At first I was very frustrated by this reality in relation to the design process. It seemed that by necessity, a resource-blind phase of the design process where innovative ideas are born in the US was being skipped over entirely in Malawi. But the more I thought about it, the more I realized that the scarcity of resources wasn’t something to be ignored; it was something to be embraced. If we fully accept and understand the resources at hand, then they become just another set of design criteria. And well-quantified design criteria don’t hinder design, they foster better, more relevant, more effective design.

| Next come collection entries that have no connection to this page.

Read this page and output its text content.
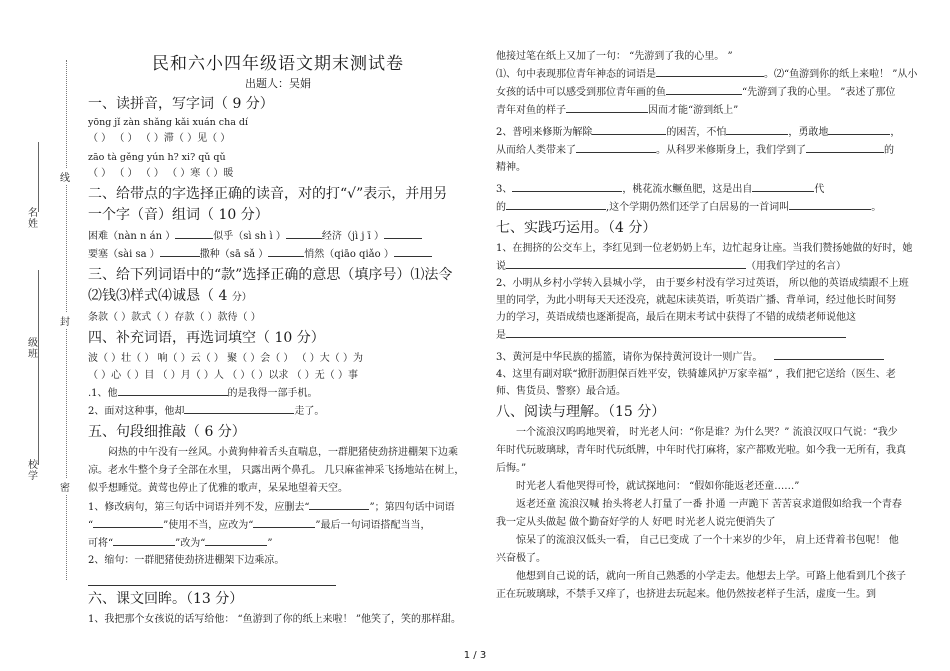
线
封
密
名姓
级班
校学
民和六小四年级语文期末测试卷
出题人：吴娟
一、读拼音，写字词（ 9 分）
yōng jǐ zàn shǎng kǎi xuán cha dí
（ ） （ ） （ ）滞（ ）见（ ）
zāo tà gěng yún h? xi? qǔ qǔ
（ ） （ ） （ ） （ ）寒（ ）暖
二、给带点的字选择正确的读音，对的打“√”表示，并用另
一个字（音）组词（ 10 分）
困难（nàn n án ）	似乎（sì sh ì ）	经济（jì j ī ）
要塞（sài sa ）	撒种（sā sǎ ）	悄然（qiāo qiǎo ）
三、给下列词语中的“款”选择正确的意思（填序号）⑴法令
⑵钱⑶样式⑷诚恳（ 4 分）
条款（ ）款式（ ）存款（ ）款待（ ）
四、补充词语，再选词填空（ 10 分）
波（ ）壮（ ） 响（ ）云（ ） 聚（ ）会（ ） （ ）大（ ）为
（ ）心（ ）目 （ ）月（ ）人 （ ）（ ）以求 （ ）无（ ）事
.1、他	的是我得一部手机。
2、面对这种事，他却	走了。
五、句段细推敲（ 6 分）
闷热的中午没有一丝风。小黄狗伸着舌头直喘息，一群肥猪使劲挤进棚架下边乘凉。老水牛整个身子全部在水里， 只露出两个鼻孔。 几只麻雀神采飞扬地站在树上，似乎想睡觉。黄莺也停止了优雅的歌声，呆呆地望着天空。
1、修改病句，第三句话中词语并列不发，应删去“	”；第四句话中词语
“	”使用不当，应改为“	”最后一句词语搭配当当，
可将“	”改为“	”
2、缩句：一群肥猪使劲挤进棚架下边乘凉。
六、课文回眸。（13 分）
1、我把那个女孩说的话写给他： “鱼游到了你的纸上来啦！ ”他笑了，笑的那样甜。
他接过笔在纸上又加了一句： “先游到了我的心里。 ”
⑴、句中表现那位青年神态的词语是	。⑵“鱼游到你的纸上来啦！ ”从小
女孩的话中可以感受到那位青年画的鱼	“先游到了我的心里。 ”表述了那位
青年对鱼的样子	因而才能“游到纸上”
2、普吲来修斯为解除	的困苦，不怕	，勇敢地	，
从而给人类带来了	。从科罗米修斯身上，我们学到了	的
精神。
3、	，桃花流水鳜鱼肥，这是出自	代
的	,这个学期仍然们还学了白居易的一首词叫	。
七、实践巧运用。（4 分）
1、在拥挤的公交车上，李红见到一位老奶奶上车，边忙起身让座。当我们赞扬她做的好时，她
说	（用我们学过的名言）
2、小明从乡村小学转入县城小学， 由于要乡村没有学习过英语， 所以他的英语成绩跟不上班
里的同学，为此小明每天天还没亮，就起床读英语，听英语广播、背单词，经过他长时间努
力的学习，英语成绩也逐渐提高，最后在期末考试中获得了不错的成绩老师说他这
是
3、黄河是中华民族的摇篮，请你为保持黄河设计一则广告。
4、这里有副对联“掀肝沥胆保百姓平安，铁骑雄风护万家幸福” ，我们把它送给（医生、老
师、售货员、警察）最合适。
八、阅读与理解。（15 分）
一个流浪汉呜呜地哭着， 时光老人问：“你是谁？为什么哭？” 流浪汉叹口气说：“我少年时代玩玻璃球，青年时代玩纸牌，中年时代打麻将，家产都败光啦。如今我一无所有，我真后悔。”
时光老人看他哭得可怜，就试探地问： “假如你能返老还童……”
返老还童 流浪汉喊 抬头将老人打量了一番 扑通 一声跪下 苦苦哀求道假如给我一个青春 我一定从头做起 做个勤奋好学的人 好吧 时光老人说完便消失了
惊呆了的流浪汉低头一看， 自己已变成 了一个十来岁的少年， 肩上还背着书包呢！ 他兴奋极了。
他想到自己说的话，就向一所自己熟悉的小学走去。他想去上学。可路上他看到几个孩子正在玩玻璃球，不禁手又痒了，也挤进去玩起来。他仍然按老样子生活，虚度一生。到
1 / 3
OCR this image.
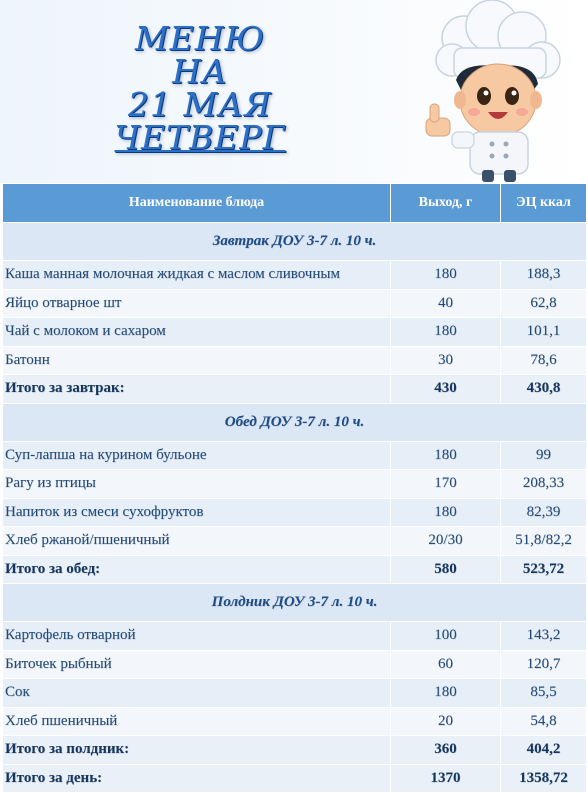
МЕНЮ
НА
21 МАЯ
ЧЕТВЕРГ
Наименование блюда	Выход, г	ЭЦ ккал
Завтрак ДОУ 3-7 л. 10 ч.		
Каша манная молочная жидкая с маслом сливочным	180	188,3
Яйцо отварное шт	40	62,8
Чай с молоком и сахаром	180	101,1
Батонн	30	78,6
Итого за завтрак:	430	430,8
Обед ДОУ 3-7 л. 10 ч.		
Суп-лапша на курином бульоне	180	99
Рагу из птицы	170	208,33
Напиток из смеси сухофруктов	180	82,39
Хлеб ржаной/пшеничный	20/30	51,8/82,2
Итого за обед:	580	523,72
Полдник ДОУ 3-7 л. 10 ч.		
Картофель отварной	100	143,2
Биточек рыбный	60	120,7
Сок	180	85,5
Хлеб пшеничный	20	54,8
Итого за полдник:	360	404,2
Итого за день:	1370	1358,72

To clarify, “locally sourced materials” and “sustainable practices” are buzz words I’ve heard a lot at Rice when talking about global health products. I guess I’d always just looked at them as things that were barriers to good designs rather than as gateways to better designs. It was a little epiphany, to be sure, and one that seems blatantly obvious to me now, but since I started thinking about resources as a design criteria, it has transformed the way I look at engineering in Malawi. Now I see that it’s only through fully embracing challenges rather than ignoring them that we are lead to sustainable and meaningful solutions.